Laboratory diagnosis includes isolation of the pathogen and/or detection of genome DNA from skin specimens of the affected part or cerebrospinal fluid. The Department of Bacteriology I in National Institute of Infectious Diseases conducts the laboratory examination and provides the reagents for testing on request (see p. 223 of this issue).

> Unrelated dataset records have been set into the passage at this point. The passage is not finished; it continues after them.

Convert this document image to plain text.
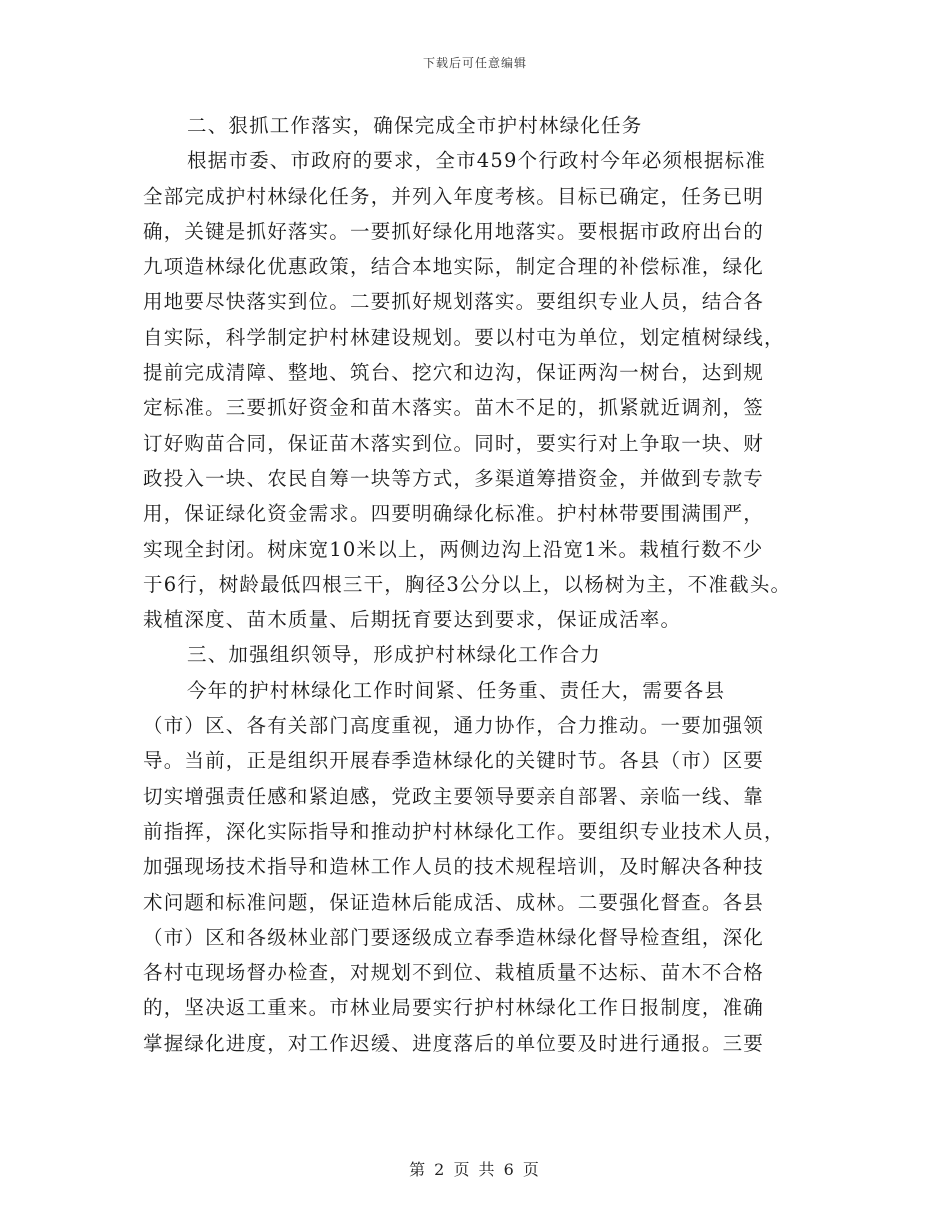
下载后可任意编辑
二、狠抓工作落实，确保完成全市护村林绿化任务
根据市委、市政府的要求，全市459个行政村今年必须根据标准
全部完成护村林绿化任务，并列入年度考核。目标已确定，任务已明
确，关键是抓好落实。一要抓好绿化用地落实。要根据市政府出台的
九项造林绿化优惠政策，结合本地实际，制定合理的补偿标准，绿化
用地要尽快落实到位。二要抓好规划落实。要组织专业人员，结合各
自实际，科学制定护村林建设规划。要以村屯为单位，划定植树绿线，
提前完成清障、整地、筑台、挖穴和边沟，保证两沟一树台，达到规
定标准。三要抓好资金和苗木落实。苗木不足的，抓紧就近调剂，签
订好购苗合同，保证苗木落实到位。同时，要实行对上争取一块、财
政投入一块、农民自筹一块等方式，多渠道筹措资金，并做到专款专
用，保证绿化资金需求。四要明确绿化标准。护村林带要围满围严，
实现全封闭。树床宽10米以上，两侧边沟上沿宽1米。栽植行数不少
于6行，树龄最低四根三干，胸径3公分以上，以杨树为主，不准截头。
栽植深度、苗木质量、后期抚育要达到要求，保证成活率。
三、加强组织领导，形成护村林绿化工作合力
今年的护村林绿化工作时间紧、任务重、责任大，需要各县
（市）区、各有关部门高度重视，通力协作，合力推动。一要加强领
导。当前，正是组织开展春季造林绿化的关键时节。各县（市）区要
切实增强责任感和紧迫感，党政主要领导要亲自部署、亲临一线、靠
前指挥，深化实际指导和推动护村林绿化工作。要组织专业技术人员，
加强现场技术指导和造林工作人员的技术规程培训，及时解决各种技
术问题和标准问题，保证造林后能成活、成林。二要强化督查。各县
（市）区和各级林业部门要逐级成立春季造林绿化督导检查组，深化
各村屯现场督办检查，对规划不到位、栽植质量不达标、苗木不合格
的，坚决返工重来。市林业局要实行护村林绿化工作日报制度，准确
掌握绿化进度，对工作迟缓、进度落后的单位要及时进行通报。三要
第 2 页 共 6 页
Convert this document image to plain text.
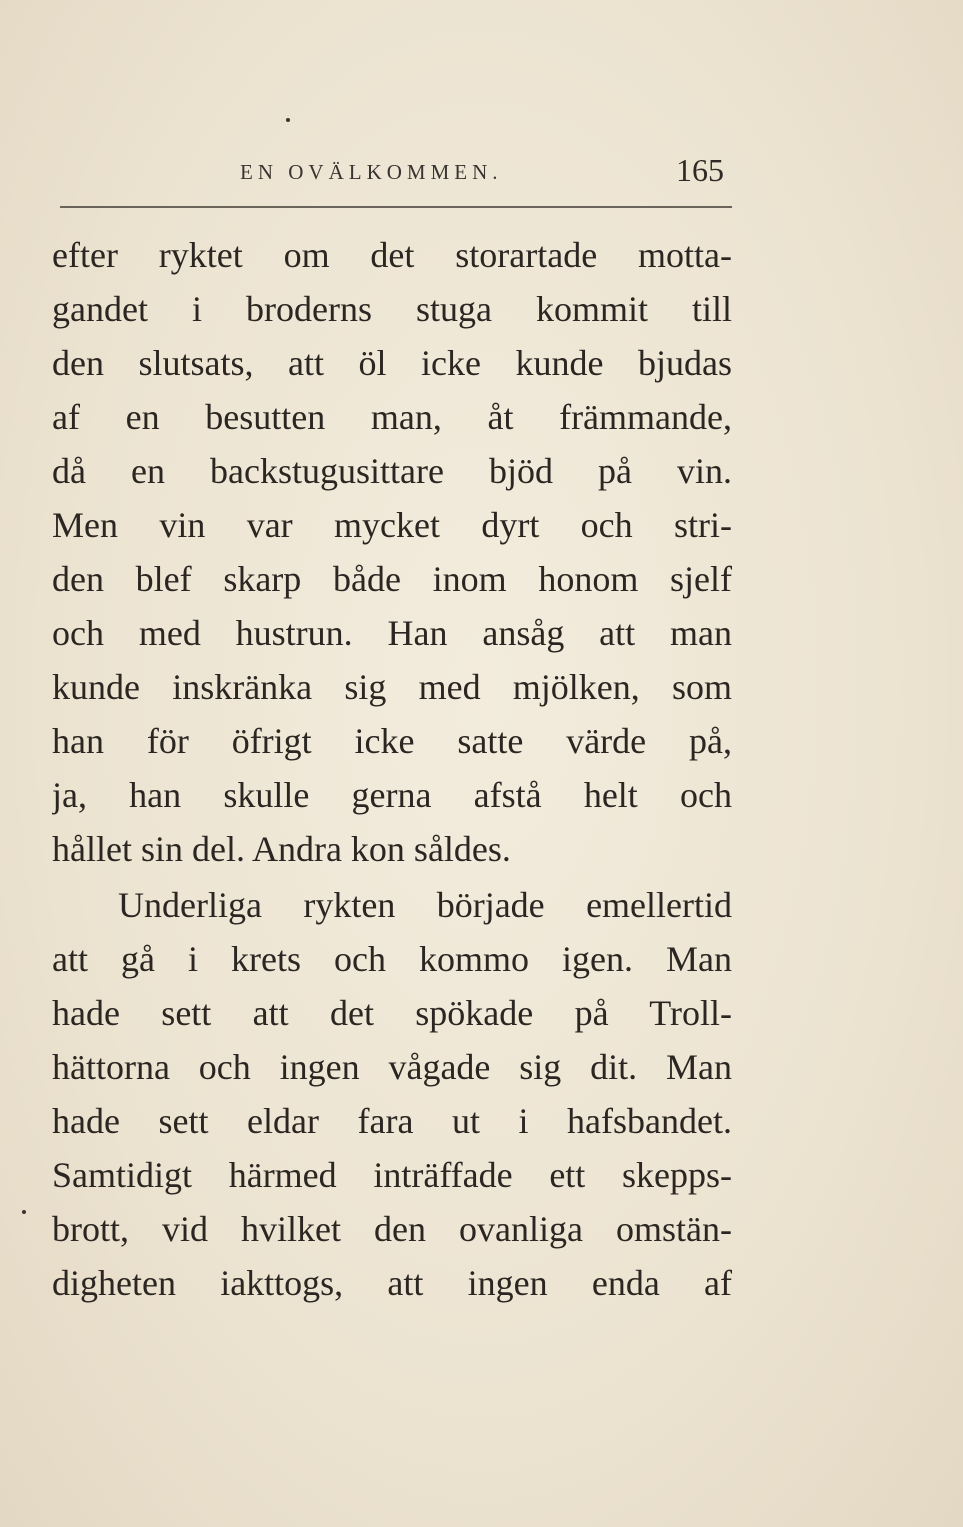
EN OVÄLKOMMEN.	165
efter ryktet om det storartade motta-
gandet i broderns stuga kommit till
den slutsats, att öl icke kunde bjudas
af en besutten man, åt främmande,
då en backstugusittare bjöd på vin.
Men vin var mycket dyrt och stri-
den blef skarp både inom honom sjelf
och med hustrun. Han ansåg att man
kunde inskränka sig med mjölken, som
han för öfrigt icke satte värde på,
ja, han skulle gerna afstå helt och
hållet sin del. Andra kon såldes.
Underliga rykten började emellertid
att gå i krets och kommo igen. Man
hade sett att det spökade på Troll-
hättorna och ingen vågade sig dit. Man
hade sett eldar fara ut i hafsbandet.
Samtidigt härmed inträffade ett skepps-
brott, vid hvilket den ovanliga omstän-
digheten iakttogs, att ingen enda af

Therapy: Lyme disease is generally treated with antibiotics, such as, penicillin, amoxicillin, ceftriaxone, minocycline, doxycycline and tetracycline. In case of neurologic involvement, ceftriaxone that easily enters the cerebrospinal fluid is the first choice. For infant cases amoxicillin is often used. Up to now no drug-resistant strains have been reported.
Global Situation: In Europe and North America, tens of thousands of Lyme disease cases are reported annually, and the number is on the rise. Lyme disease is becoming an object of public concern in some countries. In Delaware, Connecticut and other east-northern part of the United States, the incidence rate per 100,000 population is 50-100. In Austria, Slovenia and other nearby countries in Europe the rate is over 25 (see p. 222 of this issue). In Africa and South America, the existence of Lyme disease is suspected but it is not confirmed because pathogen isolation is not conducted in these regions.
For the time being, travelers should pay special attention concerning Lyme disease in Europe and the North America where infections of Japanese travelers have been reported.